The state officials were mainly interested in discussing how the various interested parties could work toward a solution to plant management.  Each lake organization had an opportunity to talk about what they were doing about it.  For the LSCCF, Mr. Steinmetz first explained how it came about that a separate organization (LSCCF) needed to be formed to focus on the unique problems of the Little Lake and other areas that seemed to be lacking attention.  After reviewing the history of plant management strategies on the lake, he explained how the LSCCF’s aeration program was successfully deepening the lake.  Finally, he provided information about LSCCF plans to act on their dredging permit and their permit for harvesting (awaiting state approval).

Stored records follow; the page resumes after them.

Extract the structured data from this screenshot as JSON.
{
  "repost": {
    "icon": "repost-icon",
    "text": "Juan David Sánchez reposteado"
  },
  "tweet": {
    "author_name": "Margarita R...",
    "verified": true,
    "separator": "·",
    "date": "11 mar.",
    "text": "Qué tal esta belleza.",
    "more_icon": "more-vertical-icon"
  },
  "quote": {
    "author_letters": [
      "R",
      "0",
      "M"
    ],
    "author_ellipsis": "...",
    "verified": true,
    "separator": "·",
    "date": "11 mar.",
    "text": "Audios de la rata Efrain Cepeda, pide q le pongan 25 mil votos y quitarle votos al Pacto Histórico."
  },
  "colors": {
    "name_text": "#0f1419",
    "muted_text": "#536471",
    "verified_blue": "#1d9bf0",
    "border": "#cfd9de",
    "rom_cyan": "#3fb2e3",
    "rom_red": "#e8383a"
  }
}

Perry Thomas, Vermont Lakes and Ponds Program Manager, explained that under Vermont’s Clean Water Act regional planning commissions are working with municipalities to develop implementation teams to address water quality using a watershed-wide approach. Implementation teams will work with municipalities and regional planning commissions to identify priorities and funding opportunities. She expressed the idea that the development of an implementation team to protect water quality in Lake St. Catherine/Little Lake seemed an appropriate step forward to start examining water quality from a collaborative and strategic approach

As it happened, the question of the state dredging the lake was not addressed at the meeting. However, it was decided that further discussions needed to take place, and that there would be future meetings including representatives from both associations and members from the select boards of both Wells and Poultney.  Ms Dlugolecki observed, “Participants expressed a need for a unified voice, vision, and goals moving forward.” As the next step, Lakes and Ponds staff will set up a meeting in the near future with town and lake association representatives to begin the process of developing long and short-term goals and actions to protect water quality and to explore funding mechanisms.